Now for poor Swoopes. He got no help, for starters. His line couldn't block anyone when Arkansas straight-rushed and looked totally unprepared for Arkansas' stunts and twists. His running backs found no room and Texas abandoned the run anyway. His only reliable receiver, John Harris, was trapped on the Henre' Toliver island of doom (previous victims include Amari Cooper, Sammie Coates, and Malcome Kennedy) and none of his other receivers looked very good at all.

But man, he was bad. How that guy managed to put up numbers similar to Brandon Allen in 2014 is beyond me. Big XII defenses, I guess. I think the realization of how bad he looked came late in the third quarter when D.J. Dean lost track of speedy Daje Johnson when Johnson was bumped out of bounds. All quarterbacks are taught to throw wide open passes on the sideline back toward to the middle. Instead, Swoopes inexplicably launched the ball out of bounds, the only place you can't throw it. He one-hopped a couple of passes and overthrew a couple others. I think the most maddening part of watching Texas' anemic offense was that Swoopes never audibled out of clearly bad plays. Texas ran multiple zone reads right at Flowers and Spaight and unsurprisingly got dropped for losses every time. Swoopes didn't get out of a screen pass even when Arkansas backed out of a blitz on third down, and the play lost 10 yards. It's hard to see Texas ever catching up to Baylor and TCU (sounds weird to say...) and even Oklahoma and Kansas State with Swoopes at quarterback.

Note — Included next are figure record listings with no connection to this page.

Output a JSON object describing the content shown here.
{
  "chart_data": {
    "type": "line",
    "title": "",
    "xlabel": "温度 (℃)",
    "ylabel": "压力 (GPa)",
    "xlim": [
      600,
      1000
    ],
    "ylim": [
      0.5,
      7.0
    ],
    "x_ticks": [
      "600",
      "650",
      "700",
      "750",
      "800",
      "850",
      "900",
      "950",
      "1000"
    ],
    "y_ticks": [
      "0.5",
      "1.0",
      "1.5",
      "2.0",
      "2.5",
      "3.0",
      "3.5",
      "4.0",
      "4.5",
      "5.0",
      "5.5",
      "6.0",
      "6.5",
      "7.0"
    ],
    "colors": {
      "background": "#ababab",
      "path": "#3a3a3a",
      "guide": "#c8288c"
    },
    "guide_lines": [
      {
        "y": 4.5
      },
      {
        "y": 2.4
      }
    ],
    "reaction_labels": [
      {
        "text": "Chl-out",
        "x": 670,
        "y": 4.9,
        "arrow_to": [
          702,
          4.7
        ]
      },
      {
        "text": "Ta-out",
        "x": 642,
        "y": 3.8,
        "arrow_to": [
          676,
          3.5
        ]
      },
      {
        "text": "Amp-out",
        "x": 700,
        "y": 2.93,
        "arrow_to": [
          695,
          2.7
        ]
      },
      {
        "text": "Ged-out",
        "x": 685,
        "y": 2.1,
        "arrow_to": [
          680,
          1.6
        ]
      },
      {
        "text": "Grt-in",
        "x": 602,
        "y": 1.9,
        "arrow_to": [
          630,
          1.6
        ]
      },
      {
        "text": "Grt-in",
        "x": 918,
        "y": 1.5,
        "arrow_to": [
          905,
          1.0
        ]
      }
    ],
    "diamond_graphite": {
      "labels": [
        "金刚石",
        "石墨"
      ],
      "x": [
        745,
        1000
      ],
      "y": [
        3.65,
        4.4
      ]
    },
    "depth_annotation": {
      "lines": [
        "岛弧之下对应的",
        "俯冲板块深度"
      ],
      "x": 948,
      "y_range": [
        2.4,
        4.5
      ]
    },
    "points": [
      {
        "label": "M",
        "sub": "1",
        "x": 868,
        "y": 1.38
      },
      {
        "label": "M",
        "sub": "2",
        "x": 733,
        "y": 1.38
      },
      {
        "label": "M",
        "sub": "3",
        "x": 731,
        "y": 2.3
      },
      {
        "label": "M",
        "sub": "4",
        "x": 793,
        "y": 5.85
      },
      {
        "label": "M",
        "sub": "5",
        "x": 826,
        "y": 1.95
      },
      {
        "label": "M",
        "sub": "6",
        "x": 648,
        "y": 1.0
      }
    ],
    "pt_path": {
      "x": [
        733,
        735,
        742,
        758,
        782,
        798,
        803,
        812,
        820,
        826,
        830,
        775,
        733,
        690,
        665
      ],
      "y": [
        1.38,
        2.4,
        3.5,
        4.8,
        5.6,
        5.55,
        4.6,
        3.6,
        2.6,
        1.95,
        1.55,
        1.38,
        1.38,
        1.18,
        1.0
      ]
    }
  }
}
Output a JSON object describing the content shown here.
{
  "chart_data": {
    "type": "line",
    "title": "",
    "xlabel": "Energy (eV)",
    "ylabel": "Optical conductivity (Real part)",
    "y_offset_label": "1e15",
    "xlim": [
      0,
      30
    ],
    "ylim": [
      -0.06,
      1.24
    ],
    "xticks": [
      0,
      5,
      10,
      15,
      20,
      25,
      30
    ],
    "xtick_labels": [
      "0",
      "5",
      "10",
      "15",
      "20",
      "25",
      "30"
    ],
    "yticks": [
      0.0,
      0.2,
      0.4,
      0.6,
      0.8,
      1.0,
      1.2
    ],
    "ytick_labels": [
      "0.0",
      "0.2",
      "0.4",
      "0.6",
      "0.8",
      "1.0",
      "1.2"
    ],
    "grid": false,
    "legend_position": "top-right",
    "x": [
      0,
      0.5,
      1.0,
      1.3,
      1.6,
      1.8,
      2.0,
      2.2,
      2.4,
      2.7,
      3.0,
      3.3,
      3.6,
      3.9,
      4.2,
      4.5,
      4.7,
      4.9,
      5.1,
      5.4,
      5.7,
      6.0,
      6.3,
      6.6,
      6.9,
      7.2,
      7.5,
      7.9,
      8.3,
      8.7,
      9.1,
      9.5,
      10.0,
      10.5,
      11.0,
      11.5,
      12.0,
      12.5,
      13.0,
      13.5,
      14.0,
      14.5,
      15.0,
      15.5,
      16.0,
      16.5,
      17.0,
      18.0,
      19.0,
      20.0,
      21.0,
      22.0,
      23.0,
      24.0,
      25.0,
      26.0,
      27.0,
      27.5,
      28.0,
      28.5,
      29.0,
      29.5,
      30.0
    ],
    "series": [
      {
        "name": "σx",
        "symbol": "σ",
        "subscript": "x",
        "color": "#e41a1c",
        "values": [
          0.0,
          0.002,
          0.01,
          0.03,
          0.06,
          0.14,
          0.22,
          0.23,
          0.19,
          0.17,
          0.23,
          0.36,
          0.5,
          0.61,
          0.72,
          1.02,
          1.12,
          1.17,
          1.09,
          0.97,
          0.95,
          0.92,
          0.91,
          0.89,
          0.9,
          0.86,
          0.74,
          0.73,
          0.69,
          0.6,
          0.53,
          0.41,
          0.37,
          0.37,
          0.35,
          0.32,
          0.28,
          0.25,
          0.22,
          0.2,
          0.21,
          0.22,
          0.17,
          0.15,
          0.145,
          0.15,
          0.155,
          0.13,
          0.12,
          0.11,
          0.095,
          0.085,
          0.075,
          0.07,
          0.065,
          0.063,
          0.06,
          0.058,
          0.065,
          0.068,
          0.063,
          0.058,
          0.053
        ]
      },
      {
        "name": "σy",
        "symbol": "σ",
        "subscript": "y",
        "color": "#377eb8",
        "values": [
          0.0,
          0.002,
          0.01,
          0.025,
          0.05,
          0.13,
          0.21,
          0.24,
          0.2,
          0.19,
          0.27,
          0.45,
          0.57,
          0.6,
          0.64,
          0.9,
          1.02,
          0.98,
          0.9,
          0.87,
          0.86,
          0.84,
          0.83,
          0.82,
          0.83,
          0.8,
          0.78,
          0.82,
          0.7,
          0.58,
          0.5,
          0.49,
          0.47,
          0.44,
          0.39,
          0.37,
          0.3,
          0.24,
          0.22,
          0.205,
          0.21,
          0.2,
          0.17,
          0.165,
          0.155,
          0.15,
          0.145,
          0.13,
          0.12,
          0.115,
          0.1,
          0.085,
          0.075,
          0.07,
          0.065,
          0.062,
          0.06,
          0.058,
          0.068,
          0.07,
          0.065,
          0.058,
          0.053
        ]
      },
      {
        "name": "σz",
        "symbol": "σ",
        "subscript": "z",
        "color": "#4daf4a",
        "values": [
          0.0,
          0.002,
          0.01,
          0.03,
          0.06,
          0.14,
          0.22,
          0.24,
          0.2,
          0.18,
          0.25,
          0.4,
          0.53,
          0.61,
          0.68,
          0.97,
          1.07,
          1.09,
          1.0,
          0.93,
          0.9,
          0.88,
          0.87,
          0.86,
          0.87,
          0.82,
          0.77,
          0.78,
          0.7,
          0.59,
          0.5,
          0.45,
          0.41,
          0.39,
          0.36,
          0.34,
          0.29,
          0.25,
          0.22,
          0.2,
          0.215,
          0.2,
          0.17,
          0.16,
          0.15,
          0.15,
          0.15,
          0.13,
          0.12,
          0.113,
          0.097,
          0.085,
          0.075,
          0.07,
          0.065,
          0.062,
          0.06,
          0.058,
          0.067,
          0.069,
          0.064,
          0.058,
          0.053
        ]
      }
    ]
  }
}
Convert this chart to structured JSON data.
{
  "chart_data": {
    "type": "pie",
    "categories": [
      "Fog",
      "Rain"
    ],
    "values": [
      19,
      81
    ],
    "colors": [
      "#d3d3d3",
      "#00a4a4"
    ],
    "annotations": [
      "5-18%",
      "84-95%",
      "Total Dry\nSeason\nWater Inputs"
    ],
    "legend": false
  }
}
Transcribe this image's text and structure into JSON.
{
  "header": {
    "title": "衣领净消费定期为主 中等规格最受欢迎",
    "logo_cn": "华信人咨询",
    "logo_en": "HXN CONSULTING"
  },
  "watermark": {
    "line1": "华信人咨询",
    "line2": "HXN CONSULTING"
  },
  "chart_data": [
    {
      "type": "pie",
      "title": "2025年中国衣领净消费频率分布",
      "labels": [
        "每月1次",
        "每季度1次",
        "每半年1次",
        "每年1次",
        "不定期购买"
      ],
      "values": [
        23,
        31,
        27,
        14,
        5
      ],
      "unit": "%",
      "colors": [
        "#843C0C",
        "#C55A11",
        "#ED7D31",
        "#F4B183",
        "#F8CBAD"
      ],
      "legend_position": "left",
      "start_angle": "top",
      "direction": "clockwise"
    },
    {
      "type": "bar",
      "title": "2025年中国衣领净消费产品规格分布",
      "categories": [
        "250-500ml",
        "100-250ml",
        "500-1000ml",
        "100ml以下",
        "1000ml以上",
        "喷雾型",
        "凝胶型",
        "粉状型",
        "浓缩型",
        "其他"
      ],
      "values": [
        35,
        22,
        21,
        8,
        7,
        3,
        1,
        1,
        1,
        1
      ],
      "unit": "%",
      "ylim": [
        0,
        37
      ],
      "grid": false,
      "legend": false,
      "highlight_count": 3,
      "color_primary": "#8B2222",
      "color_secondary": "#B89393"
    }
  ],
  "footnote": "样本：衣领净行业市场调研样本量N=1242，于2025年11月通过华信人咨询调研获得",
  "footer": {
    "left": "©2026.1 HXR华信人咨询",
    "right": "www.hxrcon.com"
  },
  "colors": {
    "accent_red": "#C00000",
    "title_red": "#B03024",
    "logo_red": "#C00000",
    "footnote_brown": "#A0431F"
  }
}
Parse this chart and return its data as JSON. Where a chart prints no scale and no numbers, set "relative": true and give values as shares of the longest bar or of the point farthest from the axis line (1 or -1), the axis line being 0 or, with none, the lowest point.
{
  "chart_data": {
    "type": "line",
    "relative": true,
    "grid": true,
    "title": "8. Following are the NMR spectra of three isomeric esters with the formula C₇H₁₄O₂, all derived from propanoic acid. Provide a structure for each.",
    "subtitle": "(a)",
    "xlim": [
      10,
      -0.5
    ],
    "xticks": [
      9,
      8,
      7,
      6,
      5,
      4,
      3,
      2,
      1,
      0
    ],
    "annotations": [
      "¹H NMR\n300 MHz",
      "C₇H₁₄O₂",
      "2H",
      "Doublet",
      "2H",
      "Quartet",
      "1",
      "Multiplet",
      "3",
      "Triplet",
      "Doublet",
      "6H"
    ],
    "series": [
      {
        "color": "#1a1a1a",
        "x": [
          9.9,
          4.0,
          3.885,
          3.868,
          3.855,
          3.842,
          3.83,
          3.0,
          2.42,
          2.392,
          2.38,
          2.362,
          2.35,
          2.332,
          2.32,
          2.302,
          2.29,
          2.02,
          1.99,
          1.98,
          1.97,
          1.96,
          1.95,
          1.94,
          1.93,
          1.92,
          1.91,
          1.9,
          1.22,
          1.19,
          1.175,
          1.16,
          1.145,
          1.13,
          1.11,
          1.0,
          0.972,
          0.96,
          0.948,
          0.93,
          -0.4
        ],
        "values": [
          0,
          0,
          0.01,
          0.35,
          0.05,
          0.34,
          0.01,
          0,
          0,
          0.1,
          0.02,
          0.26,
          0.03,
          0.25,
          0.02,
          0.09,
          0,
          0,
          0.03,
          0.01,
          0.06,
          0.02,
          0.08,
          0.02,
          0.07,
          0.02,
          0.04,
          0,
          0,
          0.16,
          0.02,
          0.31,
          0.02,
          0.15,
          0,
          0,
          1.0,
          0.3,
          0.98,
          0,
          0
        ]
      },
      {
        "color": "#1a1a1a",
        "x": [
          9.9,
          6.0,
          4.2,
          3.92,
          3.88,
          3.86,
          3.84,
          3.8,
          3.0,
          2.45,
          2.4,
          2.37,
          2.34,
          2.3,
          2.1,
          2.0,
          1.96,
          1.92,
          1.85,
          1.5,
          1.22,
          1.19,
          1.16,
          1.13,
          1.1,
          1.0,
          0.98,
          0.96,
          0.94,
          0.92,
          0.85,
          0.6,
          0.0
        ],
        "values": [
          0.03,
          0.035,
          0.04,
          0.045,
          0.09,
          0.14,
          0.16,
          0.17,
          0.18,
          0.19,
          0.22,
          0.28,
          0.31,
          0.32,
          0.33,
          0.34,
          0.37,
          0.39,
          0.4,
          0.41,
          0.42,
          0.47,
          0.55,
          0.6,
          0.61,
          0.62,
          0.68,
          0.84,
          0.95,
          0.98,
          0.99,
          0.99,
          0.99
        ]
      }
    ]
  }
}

I wrote this about Texas offensive coordinator Shawn Watson back in Part II:

While the hire of Strong by Texas makes sense from a defensive standpoint, Strong’s Louisville offenses underachieved badly, and the concerns about his ability to coach offense have already carried over into year one in Austin. Strong recruited well, but an offense led by Teddy Bridgewater and a whole host of future NFL players wasn’t overly impressive in 2013. The Cards were in dogfights with Kentucky, Houston, Memphis, and Cincinnati despite having significantly more talent. The offense is very conservative and not very explosive.

Perhaps I should have specified that Charlie Strong didn't have to bring Watson with him when he was hired at Texas. It's almost as if he underestimated the influence Texas has. Watson hasn't been much of a coordinator without Bridgewater, and really wasn't that amazing with him, considering how good Bridgewater really was in college.

Overall, I thought Texas put way too much on Swoopes' shoulders. He would have had to throw for 300 yards for Texas to even have had a chance, which might work if Bridgewater is your quarterback, but it's really not a good scheme in the long run. I know it's hard with an offensive line that bad, but I thought Texas' offense looked completely overwhelmed.

Part of that is the benefit of the SEC. If there's an #SECBias, here it is: Arkansas' offense had a look of "ho-hum, another top-10 defense," while Texas looked out of its league. Texas had a really good defense, including a top-5 pass defense (in S&P+), but against top 10 pass defenses this year (LSU, Ole Miss, Texas), Brandon Allen was 33 of 60 for 417 yards with three touchdowns and zero interceptions. Totally unfazed.

I'll try to put together a season stat-recap and maybe get it published in the next few weeks. Until then, go Hogs!